レチノールを初めて使う方や肌が敏感な方は、まずは様子を見つつレチノールに肌を慣らすために、上述した4つの成分を配合したレチノール化粧品を使用することをおすすめします。また、最初はたっぷり使用せずに少量を薄く塗布しましょう。使用頻度も最初のうちは1週間に2回程度にとどめ、副作用が起こっていないかチェックしてください。このほか、副作用が心配な方は、いきなり顔に塗布せずに腕の内側に塗って様子を見てみたり、サンプル品で試してみたりするのも良いでしょう。

濃度が強ければ良いというわけではない!

「早く効果を実感したい」と高濃度のレチノール化粧品を選ぶ方は多いかもしれません。しかし、濃度が高ければいいかというと、決してそうではありません。濃度が高ければ、それだけ赤みや皮剥けなどの副作用リスクが高くなります。

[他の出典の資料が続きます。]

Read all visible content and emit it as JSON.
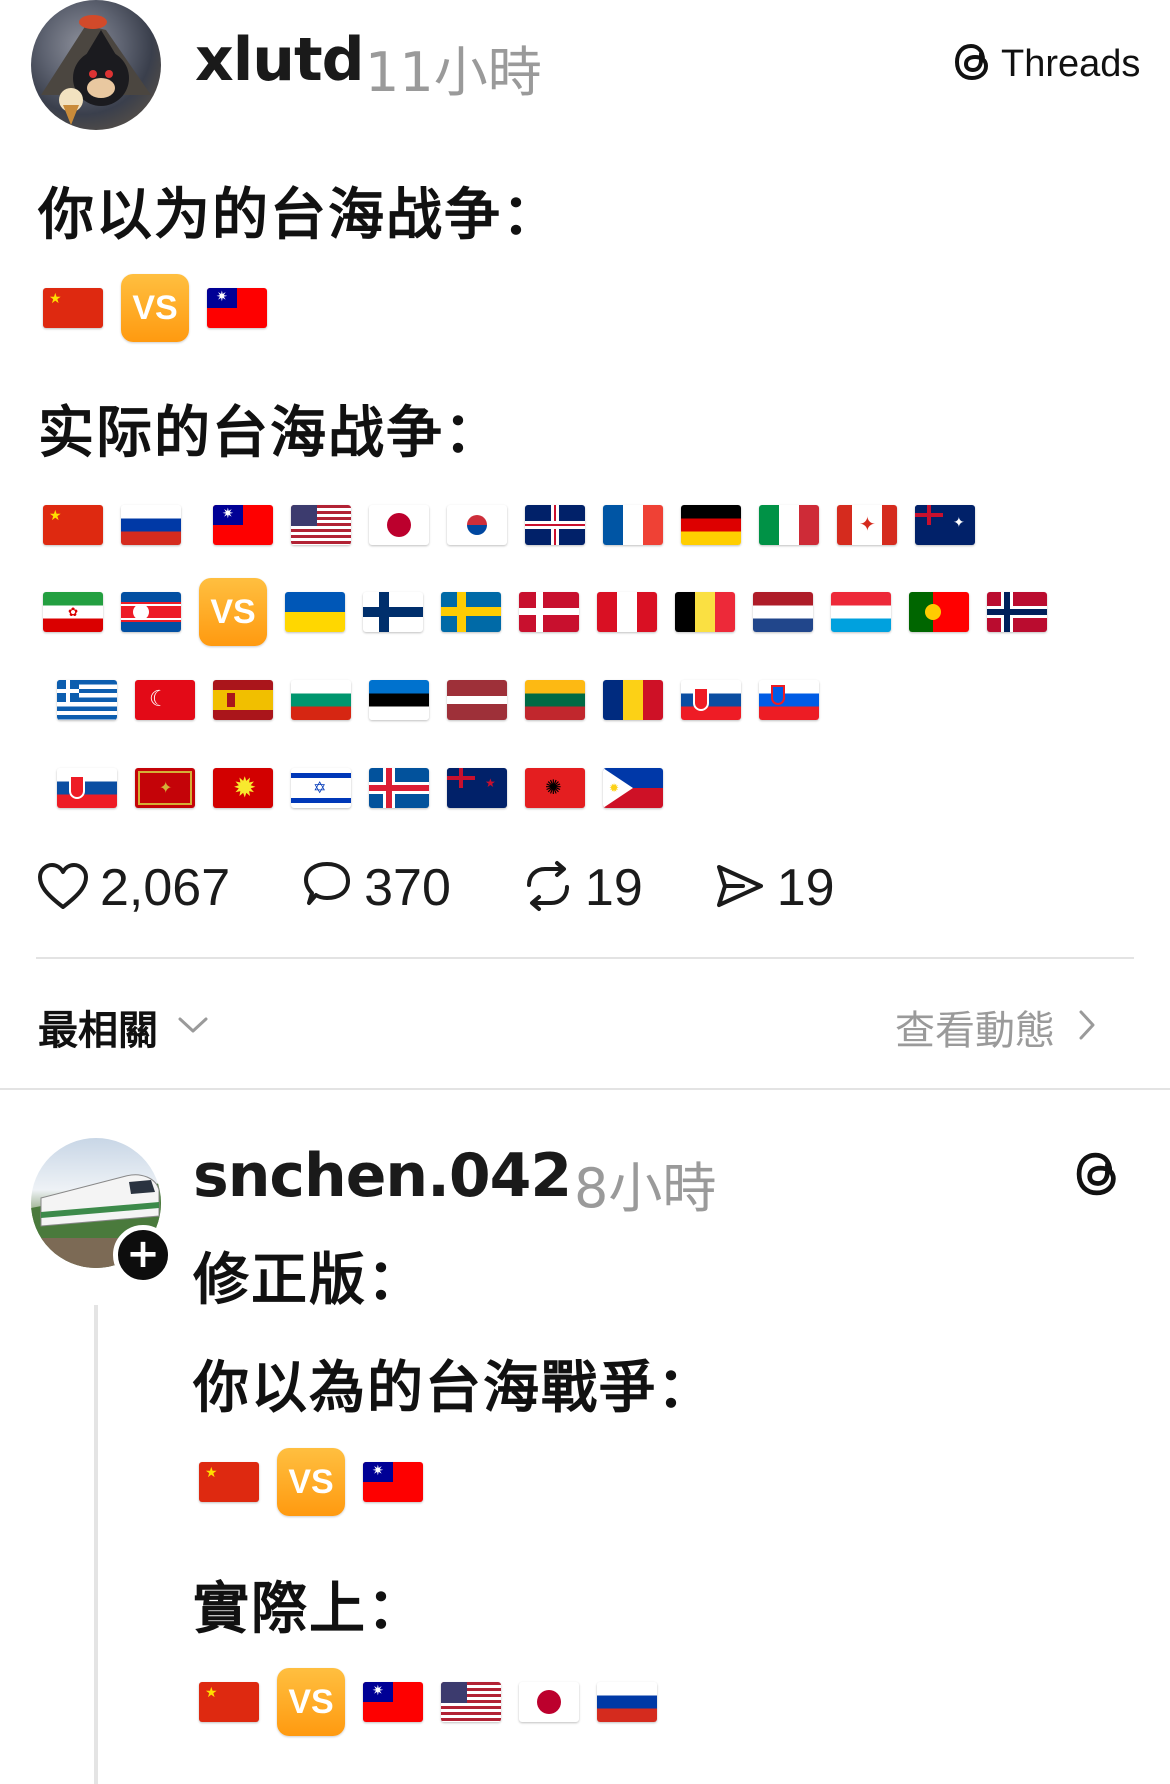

日本製のレチノール化粧品においては、レチノールの配合量は250,000IUまでと定められています。これは配合量にすると約0.04%と換算されるため、この濃度でも十分レチノールの効果を実感できると考えることができます。海外化粧品では0.5%や1%といった高濃度化粧品もありますが、それらは即効性が期待できる反面、副作用も強く出る可能性があることを覚えておきましょう。

アイテムの使用方法をしっかり守って

レチノール含有化粧品は商品それぞれに使用頻度や使用上の注意点・使用方法などが定められていますので、それらに従って使用するようにしましょう。肌への作用が高い分、間違った使い方をすると副作用や肌トラブルが出やすくなりますので、注意が必要です。

レチノール化粧品を使うなら、紫外線対策を徹底

「継続使用することで皮膚に紫外線カット効果が生まれる」と解説しましたが、レチノール化粧品を使用しはじめた当初は、皮膚代謝が亢進することでバリア機能が破綻し、紫外線などの刺激に弱くなります。普段以上に紫外線対策を徹底しましょう。

関連記事:美肌の大敵!お肌のタイプ別「日焼け・紫外線対策」

まとめ

レチノールは、肌のハリや毛穴・シミ・くすみ・たるみなど、気になるトラブルやエイジングサインの予防改善に効果が期待できる成分です。マスクを外せる日も近くなってきた今、肌のコンディションを底上げするためにぜひレチノールを日頃のスキンケアに取り入れてみてはいかがでしょうか。ただし使用する際は、今回ご紹介した注意点をしっかり頭に入れて、副作用が起きないように注意してくださいね。

LECINQ clinic院長 長谷川佳子

※上記掲載の情報は、取材当時のものです。以降に内容が変更される場合がございますので、予めご了承ください。